Crowley was not so charitable to Helen, whom he refused to see, even though she visited the prison almost every day.
“She's out!” he told the newspapers, “She's going around with a cop! I won't even look at her!”
On January 21, 1932, Crowley followed the same path to the electric chair which his old pal Fats had traveled. After the black leather mask was pulled over his face, Crowley's last words were, “Send my love to my mother.”
The lever was thrown, and Francis “Two Gun” Crowley was executed at the tender age of 19.
Daybreak Boys
When the Daybreak Boys formed their treacherous little gang in the late 1840's, there were said to be three dozen members, none of whom was over the age of 20. Some of the Daybreak Boys were as young as 10 years old. However, lack of age never meant a paucity of violence.
The Daybreak Boys' first leaders were Nicholas Saul and William Howlett, who were 16 and 15 years-old, respectively, when they took control of the gang. Other noted members were murderers like Slobbery Jim, Sow Madden, Cow-legged Sam McCarthy, and Patsy the Barber.

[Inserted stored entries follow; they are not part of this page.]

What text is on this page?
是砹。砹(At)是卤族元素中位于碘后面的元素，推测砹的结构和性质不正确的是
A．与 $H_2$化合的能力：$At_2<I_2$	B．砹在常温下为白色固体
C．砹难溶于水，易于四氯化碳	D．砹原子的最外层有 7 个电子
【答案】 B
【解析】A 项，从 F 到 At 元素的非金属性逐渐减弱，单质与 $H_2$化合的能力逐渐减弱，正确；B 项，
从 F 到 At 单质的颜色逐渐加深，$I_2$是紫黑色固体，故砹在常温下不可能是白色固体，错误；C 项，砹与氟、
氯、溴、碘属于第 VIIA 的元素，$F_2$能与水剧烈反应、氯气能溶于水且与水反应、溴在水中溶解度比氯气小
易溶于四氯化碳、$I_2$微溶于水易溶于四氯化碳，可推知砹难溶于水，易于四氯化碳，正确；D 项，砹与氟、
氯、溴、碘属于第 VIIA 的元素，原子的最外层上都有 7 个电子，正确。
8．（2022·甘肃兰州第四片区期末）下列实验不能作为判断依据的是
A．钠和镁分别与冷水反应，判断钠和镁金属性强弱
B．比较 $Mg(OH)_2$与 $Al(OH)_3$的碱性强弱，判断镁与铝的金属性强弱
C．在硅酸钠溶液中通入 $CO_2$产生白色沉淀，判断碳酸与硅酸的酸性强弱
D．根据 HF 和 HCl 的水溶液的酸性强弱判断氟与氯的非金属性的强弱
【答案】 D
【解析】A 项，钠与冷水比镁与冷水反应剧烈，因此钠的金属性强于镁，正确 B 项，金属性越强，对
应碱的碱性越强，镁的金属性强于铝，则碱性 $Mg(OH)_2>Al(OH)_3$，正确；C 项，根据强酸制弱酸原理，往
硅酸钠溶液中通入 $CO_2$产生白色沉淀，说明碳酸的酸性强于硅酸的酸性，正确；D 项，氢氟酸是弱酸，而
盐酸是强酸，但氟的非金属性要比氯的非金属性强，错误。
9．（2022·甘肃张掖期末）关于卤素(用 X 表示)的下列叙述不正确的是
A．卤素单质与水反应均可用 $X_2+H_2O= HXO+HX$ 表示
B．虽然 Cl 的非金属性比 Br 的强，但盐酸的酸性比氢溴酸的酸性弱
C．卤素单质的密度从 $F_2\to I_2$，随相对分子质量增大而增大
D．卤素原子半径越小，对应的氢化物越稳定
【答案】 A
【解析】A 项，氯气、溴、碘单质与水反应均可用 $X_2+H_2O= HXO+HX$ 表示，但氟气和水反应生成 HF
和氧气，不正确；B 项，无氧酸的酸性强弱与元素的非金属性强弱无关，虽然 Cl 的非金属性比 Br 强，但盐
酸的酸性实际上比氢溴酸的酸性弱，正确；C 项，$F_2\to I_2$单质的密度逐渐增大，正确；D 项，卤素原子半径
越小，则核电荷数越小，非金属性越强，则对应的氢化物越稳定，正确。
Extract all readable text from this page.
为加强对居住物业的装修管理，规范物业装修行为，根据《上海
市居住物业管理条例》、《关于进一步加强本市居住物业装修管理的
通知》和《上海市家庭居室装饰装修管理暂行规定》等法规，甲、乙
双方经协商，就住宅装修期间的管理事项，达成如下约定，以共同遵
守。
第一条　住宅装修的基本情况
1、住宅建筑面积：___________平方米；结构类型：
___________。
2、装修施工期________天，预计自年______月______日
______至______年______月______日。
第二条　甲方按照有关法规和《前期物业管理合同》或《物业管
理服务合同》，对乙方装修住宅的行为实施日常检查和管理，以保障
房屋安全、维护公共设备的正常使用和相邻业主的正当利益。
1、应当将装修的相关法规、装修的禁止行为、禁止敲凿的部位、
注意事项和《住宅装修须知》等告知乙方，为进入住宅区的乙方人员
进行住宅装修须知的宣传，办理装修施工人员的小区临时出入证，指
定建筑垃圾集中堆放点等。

It was rumored that every member of the gang had committed at least one murder and scores of robberies before they reached the age of 16. The police said The Daybreak Boys not only murdered in the course of a robbery, but also for the sheer ecstasy of doing so, even if there was no hope of cashing in on a score. The police estimated in the three years that Saul and Howlett were their leaders, the Daybreak Boys robbed over $100,000, and killed as many as 40 people.
The Daybreak Boys' base of operations was the Slaughter House Point, owned by Pete Williams, located at the intersection of James and Water Streets. On August 25, 1852, a passing policeman looked in at the Slaughter House Point, and he saw Saul and Howlett huddled in a corner with low-level gang member Bill Johnson, who was half-sloshed. The policeman suspected the three men were up to no good, and he decided to drop by later. When he did, the three men were gone.